「物理的時間と心理的時間のトピックを組み合わせた時間をめぐるドラマ」メッセージ 徒然草枕さんの映画レビュー(感想・評価)
物理的時間と心理的時間のトピックを組み合わせた時間をめぐるドラマ
時間は物理的時間、肉体的・生理的時間、心理的時間に大別される。
物理的時間は時計で測れる過去から未来へと流れる時間、肉体的・生理的時間とは体内時計等の時間、心理的時間とは「楽しい時間はあっという間だが、退屈な時間は延々と長い」と感じる時間のこと。
例えば、今でもファンの多い『ある日どこかで』は物理的時間と心理的時間を組み合わせたタイムトラベル映画で、行きたい時代の品物を身に付けて自分に催眠術をかければ、実際にそこに行けるというほのぼのとした映画だった。
原作を読んでいないので詳細はわからないが、本作も物理的時間と心理的時間に関する次のようなトピックを組み合わせてドラマ仕立てにしていると思われる。
①循環的時間と流れる時間
物理的時間の認識形態をみると、古代人の時間意識は生命を左右する作物の収穫、天空の動きとともに形成され、そこでは季節とともに生命が死に絶えるが、新たな季節とともに再び生命が甦るという循環的な時間認識が形成されていた。

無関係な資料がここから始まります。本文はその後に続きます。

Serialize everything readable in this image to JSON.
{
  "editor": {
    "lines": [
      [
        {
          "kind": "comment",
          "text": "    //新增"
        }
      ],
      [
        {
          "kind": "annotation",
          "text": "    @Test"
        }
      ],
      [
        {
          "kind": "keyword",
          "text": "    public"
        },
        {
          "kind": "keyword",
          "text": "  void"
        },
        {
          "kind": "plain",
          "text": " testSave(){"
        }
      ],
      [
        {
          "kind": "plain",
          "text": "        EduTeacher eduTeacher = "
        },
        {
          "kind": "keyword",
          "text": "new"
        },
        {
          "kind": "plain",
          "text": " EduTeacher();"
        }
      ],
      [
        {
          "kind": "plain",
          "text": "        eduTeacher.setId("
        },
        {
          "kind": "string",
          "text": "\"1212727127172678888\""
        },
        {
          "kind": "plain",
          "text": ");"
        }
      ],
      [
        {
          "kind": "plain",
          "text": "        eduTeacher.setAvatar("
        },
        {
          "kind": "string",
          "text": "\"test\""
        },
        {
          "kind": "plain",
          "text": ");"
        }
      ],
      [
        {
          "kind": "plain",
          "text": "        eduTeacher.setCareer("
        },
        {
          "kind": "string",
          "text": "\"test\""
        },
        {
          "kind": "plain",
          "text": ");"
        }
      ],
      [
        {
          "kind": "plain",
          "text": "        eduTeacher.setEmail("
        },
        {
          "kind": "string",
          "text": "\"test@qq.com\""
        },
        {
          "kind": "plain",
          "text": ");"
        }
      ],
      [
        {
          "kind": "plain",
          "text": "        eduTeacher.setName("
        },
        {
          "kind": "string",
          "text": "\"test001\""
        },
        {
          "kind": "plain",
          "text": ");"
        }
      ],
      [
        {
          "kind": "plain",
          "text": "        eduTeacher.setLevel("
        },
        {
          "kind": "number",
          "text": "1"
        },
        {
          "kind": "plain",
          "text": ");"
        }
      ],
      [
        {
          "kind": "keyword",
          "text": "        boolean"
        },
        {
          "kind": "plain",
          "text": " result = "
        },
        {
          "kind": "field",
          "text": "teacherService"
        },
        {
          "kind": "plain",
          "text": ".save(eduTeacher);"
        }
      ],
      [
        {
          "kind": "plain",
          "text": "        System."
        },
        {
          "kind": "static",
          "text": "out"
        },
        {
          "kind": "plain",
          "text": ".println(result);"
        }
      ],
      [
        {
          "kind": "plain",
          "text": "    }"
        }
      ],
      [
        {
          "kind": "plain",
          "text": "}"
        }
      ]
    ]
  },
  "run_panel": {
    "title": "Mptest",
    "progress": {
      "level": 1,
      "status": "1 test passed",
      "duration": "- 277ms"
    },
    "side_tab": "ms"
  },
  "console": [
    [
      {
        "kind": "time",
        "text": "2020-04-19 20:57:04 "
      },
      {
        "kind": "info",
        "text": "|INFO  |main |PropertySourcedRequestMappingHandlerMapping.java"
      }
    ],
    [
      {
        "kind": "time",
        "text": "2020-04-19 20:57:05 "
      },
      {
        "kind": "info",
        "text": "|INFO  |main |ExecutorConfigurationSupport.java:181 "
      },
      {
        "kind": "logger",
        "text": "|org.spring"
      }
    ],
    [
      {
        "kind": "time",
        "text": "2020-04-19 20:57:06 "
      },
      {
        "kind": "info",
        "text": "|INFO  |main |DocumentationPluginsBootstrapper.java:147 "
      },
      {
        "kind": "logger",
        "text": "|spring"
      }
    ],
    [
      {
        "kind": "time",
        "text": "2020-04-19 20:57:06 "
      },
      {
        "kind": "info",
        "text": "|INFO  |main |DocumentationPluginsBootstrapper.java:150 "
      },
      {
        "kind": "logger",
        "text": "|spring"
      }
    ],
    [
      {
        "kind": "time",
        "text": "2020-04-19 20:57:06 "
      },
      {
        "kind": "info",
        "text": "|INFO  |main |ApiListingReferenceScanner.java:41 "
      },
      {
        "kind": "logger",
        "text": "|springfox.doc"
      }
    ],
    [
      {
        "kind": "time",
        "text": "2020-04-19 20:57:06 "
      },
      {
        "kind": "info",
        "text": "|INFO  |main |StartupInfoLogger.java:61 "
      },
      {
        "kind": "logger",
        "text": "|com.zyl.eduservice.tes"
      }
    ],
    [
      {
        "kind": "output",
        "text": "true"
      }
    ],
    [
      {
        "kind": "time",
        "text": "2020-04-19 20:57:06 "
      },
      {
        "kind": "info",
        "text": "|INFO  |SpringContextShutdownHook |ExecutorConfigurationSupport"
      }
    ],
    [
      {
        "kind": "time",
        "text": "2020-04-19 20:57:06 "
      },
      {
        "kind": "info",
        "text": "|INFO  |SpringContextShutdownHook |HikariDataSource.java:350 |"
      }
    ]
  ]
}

その後、科学の発達とともに時間は過去から未来へ不可逆的に流れるものだという認識に変容した。
②ラプラスの悪魔
宇宙にあるすべての物質の質量と運動量を知っているものは、宇宙を未来まですべて予言できるという仮説。現在では量子力学により否定されているが、本作では異星人は3,000年先まで予知できるという設定である。
③言語によって左右される時間意識
人間は言語によって思考するが、言語によって異なる時制があるように、言語が異なれば時間意識が変容する。それを本作はSF的に予知能力にまで大幅に拡大している。
本作は基本的な構図としては、SFによくある異星人とのファーストコンタクトもののうち、「いい異星人」との接触パターンである。
言語学者が異星人の言語を習得した瞬間、予知能力を身に着けて、地球人と異星人の戦いを未然に阻止するというだけの単純なストーリーなので、作り方が難しいところだが、冒頭から何度もヒロインの未来のシーンを挿入することで、重層的なイメージを作り上げている。
ただ、ここには好みの問題も入ってきて、「未来がすべてわかってしまうのは味気ない」と考える小生にとって、最後は「ちょっとなあ」と首を傾げざるを得なかった。